It’s always great to discover you can grow something in your climate that you didn’t think was possible before. This is true of ground cherries for me. Until this spring, they were a mystery to me, relegated to northern climates, or so I thought. Then a friend sent seeds from Canada and I couldn’t resist the opportunity to see how they would do in a completely different latitude.
Ground cherries, otherwise known as Physalis, are in the nightshade family and are most like the tomatillo. They flower and fruit the same way, but the result is a smaller fruit tucked inside that papery lantern-shaped sheath. The flavor is tomato-like, crossed with pineapple and mango or peach. It’s hard to describe. You just have to try it and judge for yourself.

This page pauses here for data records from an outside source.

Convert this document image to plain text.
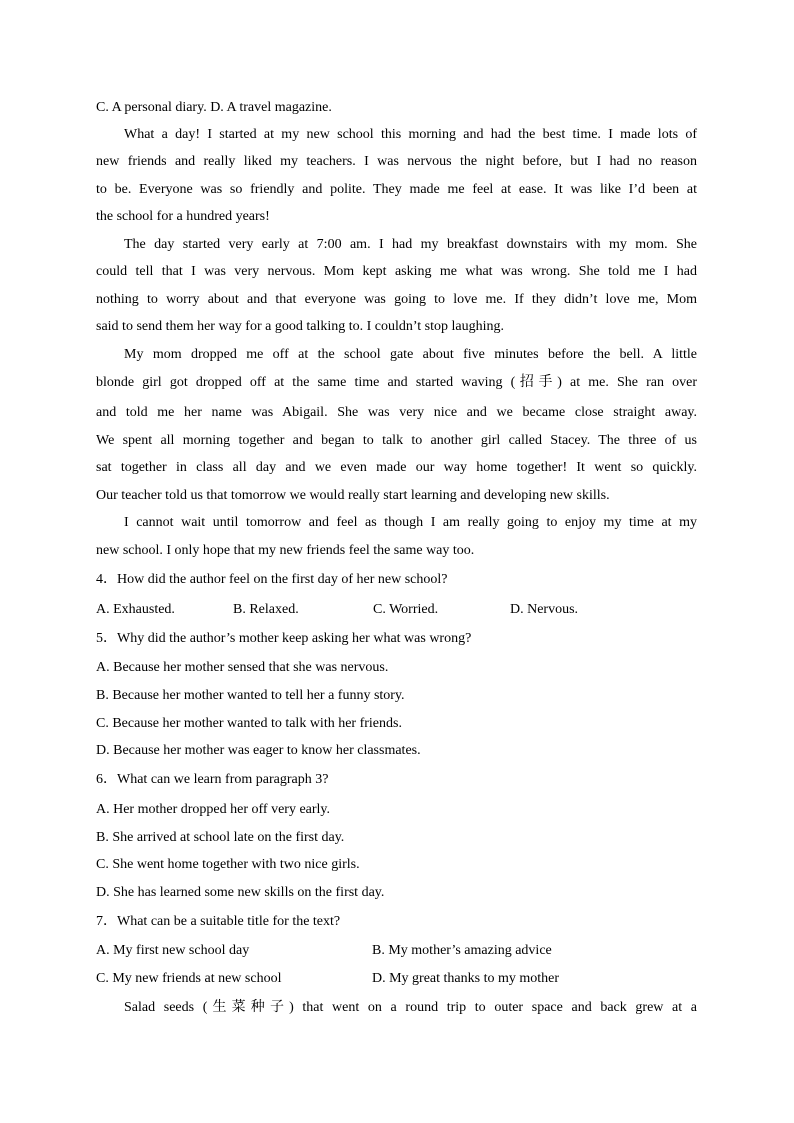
C. A personal diary. D. A travel magazine.
What a day! I started at my new school this morning and had the best time. I made lots of
new friends and really liked my teachers. I was nervous the night before, but I had no reason
to be. Everyone was so friendly and polite. They made me feel at ease. It was like I’d been at
the school for a hundred years!
The day started very early at 7:00 am. I had my breakfast downstairs with my mom. She
could tell that I was very nervous. Mom kept asking me what was wrong. She told me I had
nothing to worry about and that everyone was going to love me. If they didn’t love me, Mom
said to send them her way for a good talking to. I couldn’t stop laughing.
My mom dropped me off at the school gate about five minutes before the bell. A little
blonde girl got dropped off at the same time and started waving (招手) at me. She ran over
and told me her name was Abigail. She was very nice and we became close straight away.
We spent all morning together and began to talk to another girl called Stacey. The three of us
sat together in class all day and we even made our way home together! It went so quickly.
Our teacher told us that tomorrow we would really start learning and developing new skills.
I cannot wait until tomorrow and feel as though I am really going to enjoy my time at my
new school. I only hope that my new friends feel the same way too.
4．How did the author feel on the first day of her new school?
A. Exhausted.	B. Relaxed.	C. Worried.	D. Nervous.
5．Why did the author’s mother keep asking her what was wrong?
A. Because her mother sensed that she was nervous.
B. Because her mother wanted to tell her a funny story.
C. Because her mother wanted to talk with her friends.
D. Because her mother was eager to know her classmates.
6．What can we learn from paragraph 3?
A. Her mother dropped her off very early.
B. She arrived at school late on the first day.
C. She went home together with two nice girls.
D. She has learned some new skills on the first day.
7．What can be a suitable title for the text?
A. My first new school day	B. My mother’s amazing advice
C. My new friends at new school	D. My great thanks to my mother
Salad seeds (生菜种子) that went on a round trip to outer space and back grew at a
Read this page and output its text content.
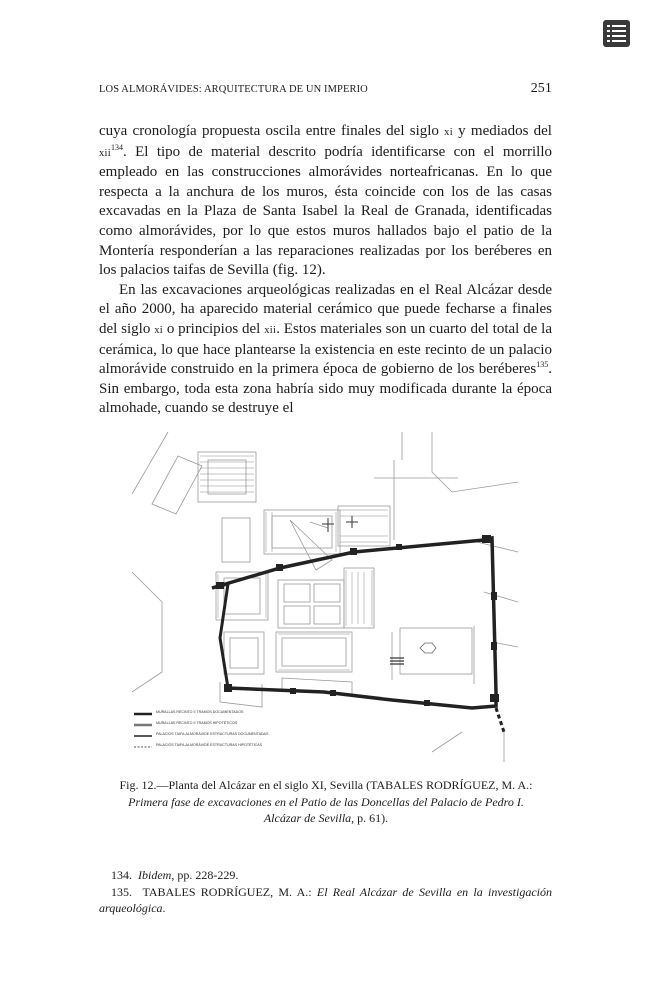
LOS ALMORÁVIDES: ARQUITECTURA DE UN IMPERIO	251

cuya cronología propuesta oscila entre finales del siglo xi y mediados del xii$^{134}$. El tipo de material descrito podría identificarse con el morrillo empleado en las construcciones almorávides norteafricanas. En lo que respecta a la anchura de los muros, ésta coincide con los de las casas excavadas en la Plaza de Santa Isabel la Real de Granada, identificadas como almorávides, por lo que estos muros hallados bajo el patio de la Montería responderían a las reparaciones realizadas por los beréberes en los palacios taifas de Sevilla (fig. 12).

En las excavaciones arqueológicas realizadas en el Real Alcázar desde el año 2000, ha aparecido material cerámico que puede fecharse a finales del siglo xi o principios del xii. Estos materiales son un cuarto del total de la cerámica, lo que hace plantearse la existencia en este recinto de un palacio almorávide construido en la primera época de gobierno de los beréberes$^{135}$. Sin embargo, toda esta zona habría sido muy modificada durante la época almohade, cuando se destruye el

MURALLAS RECINTO II TRAMOS DOCUMENTADOS
MURALLAS RECINTO II TRAMOS HIPOTÉTICOS
PALACIOS TAIFA-ALMORÁVIDE ESTRUCTURAS DOCUMENTADAS
PALACIOS TAIFA-ALMORÁVIDE ESTRUCTURAS HIPOTÉTICAS
Fig. 12.—Planta del Alcázar en el siglo XI, Sevilla (TABALES RODRÍGUEZ, M. A.: Primera fase de excavaciones en el Patio de las Doncellas del Palacio de Pedro I. Alcázar de Sevilla, p. 61).

134. Ibidem, pp. 228-229.

135. TABALES RODRÍGUEZ, M. A.: El Real Alcázar de Sevilla en la investigación arqueológica.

We started seeds indoors in early spring and planted out in a stone urn for the season. The plants took off with regular watering (every other day in our dry weather) and occasional fertilizing with compost and compost tea. Soon we had flowers and fruit…
Watering needs increased as the weather warmed. Our stone pot dried out the soil more quickly than growing in the ground would have done. We had to read up to know when to harvest. Basically, they’re called ground cherries for a reason – let them fall to the ground, then pick them up and put them in a bowl to finish ripening indoors. That’s it!
The cherries will still be a little green when they fall, so leaving them in a bowl for a few days (or about a week) will give them a chance to turn yellow.
Now to figure out how to best utilize their unusual combination of flavors. Suggestions ranged from making green salsa to smashing them over vanilla ice cream. We tried the latter and found it delicious. Vanilla blended wonderfully with the tropical fruit elements. Here are some other ideas to try:
Every few days we pick through the bowl on the counter to find more ripe ground cherries. Every day we pick more fallen fruits off the ground outside. It’s a new ritual we never thought we’d experience. If you have the chance to experiment, try growing ground cherries in your own garden next spring. They provide a delightful surprise all summer long.